Americans could lose voting rights if they don’t vote, Mother Jones reporter Ari Berman says

Will Kosinski

Even though the number of registered Texas voters has sharply increased since March, voting rights reporter Ari Berman said the outcome of the upcoming midterm elections could potentially threaten voting rights across the state and nation.

The Mother Jones national reporter spoke to students Thursday at the Lyndon B. Johnson School of Public Affairs about how he believes Texas’ voter registration laws, voter ID laws and gerrymandered congressional districts made effective since 2010 restrict minority representation and will likely be made worse if the GOP maintains power after the midterms.

“State races are critically important for voting rights in this country,” Berman said. “We don’t know which way (this midterm election) is going to go. But I can tell you that if we keep restricting voting rights, it will be more likely to go in one direction than another.” 

After the 2013 Supreme Court decision in Shelby v. Holder struck down two provisions in the Voting Rights Act of 1965, Berman said he is now worried voting rights will continue to deteriorate and create a more unrepresentative government.

“Voter suppression is fundamentally immoral,” Berman said. “When you prevent people from voting, you are undermining the core of American democracy.”

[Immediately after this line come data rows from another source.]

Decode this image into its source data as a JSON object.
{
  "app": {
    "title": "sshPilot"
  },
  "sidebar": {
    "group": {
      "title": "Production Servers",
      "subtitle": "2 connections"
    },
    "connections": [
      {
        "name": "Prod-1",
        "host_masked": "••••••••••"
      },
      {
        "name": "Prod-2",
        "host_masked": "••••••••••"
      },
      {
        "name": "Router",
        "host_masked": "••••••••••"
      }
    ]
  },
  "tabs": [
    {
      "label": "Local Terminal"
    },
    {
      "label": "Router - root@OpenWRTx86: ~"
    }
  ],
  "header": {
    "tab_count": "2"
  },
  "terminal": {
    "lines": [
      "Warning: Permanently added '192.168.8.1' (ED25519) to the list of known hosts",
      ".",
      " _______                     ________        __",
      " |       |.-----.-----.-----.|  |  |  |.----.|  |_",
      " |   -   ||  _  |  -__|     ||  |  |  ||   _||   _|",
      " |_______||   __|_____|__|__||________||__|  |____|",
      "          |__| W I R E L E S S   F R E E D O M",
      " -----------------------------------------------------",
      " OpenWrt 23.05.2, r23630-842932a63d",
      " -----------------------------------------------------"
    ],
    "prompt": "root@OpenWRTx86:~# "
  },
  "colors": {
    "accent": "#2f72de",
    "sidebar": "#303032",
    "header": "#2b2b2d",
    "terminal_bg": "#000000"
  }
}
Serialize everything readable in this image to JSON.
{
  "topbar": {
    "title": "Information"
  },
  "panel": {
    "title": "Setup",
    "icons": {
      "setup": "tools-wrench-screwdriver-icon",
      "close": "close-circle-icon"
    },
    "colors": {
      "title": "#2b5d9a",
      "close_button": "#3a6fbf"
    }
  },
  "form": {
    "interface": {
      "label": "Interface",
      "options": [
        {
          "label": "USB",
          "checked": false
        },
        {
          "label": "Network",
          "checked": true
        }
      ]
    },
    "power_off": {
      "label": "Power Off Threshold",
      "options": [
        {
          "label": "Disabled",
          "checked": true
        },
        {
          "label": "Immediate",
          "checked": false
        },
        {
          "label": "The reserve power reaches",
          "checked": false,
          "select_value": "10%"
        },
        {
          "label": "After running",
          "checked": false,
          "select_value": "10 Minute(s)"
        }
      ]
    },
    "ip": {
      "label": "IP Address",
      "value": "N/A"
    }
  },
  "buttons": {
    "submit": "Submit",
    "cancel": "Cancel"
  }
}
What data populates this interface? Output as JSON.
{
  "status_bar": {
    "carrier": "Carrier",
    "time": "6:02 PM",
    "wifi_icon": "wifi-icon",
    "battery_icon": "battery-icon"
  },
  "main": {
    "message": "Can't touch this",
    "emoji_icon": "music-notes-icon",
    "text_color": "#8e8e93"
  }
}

Political communications sophomore William Heard said while he believes voter ID laws are important, current laws threaten government’s ability to work for the majority of constituents.

“Our form of government is based on representation so when people aren’t represented, we get a government that does not act in the interest of the people,” Heard said. “Making access easier with automatic registration or same-day registration will make our government more truly representative of its populous.”

Patti Edelman, a Travis County election judge who attended the talk, said she has seen countless instances of voter disenfranchisement both through her job and upbringing during the time of Jim Crow laws. Edelman said widespread changes are needed to promote true equality in America.

“Every one person’s vote counts,” Edelman said. “We need to change the way that we register, encourage and educate people about voting so that we can have the best government in the world.”

When asked how he knows voting matters, Berman said everybody’s individual power has the potential to decide elections and voting policies.

“People wouldn’t be trying to suppress your right to vote if they didn’t think it matters,” Berman said.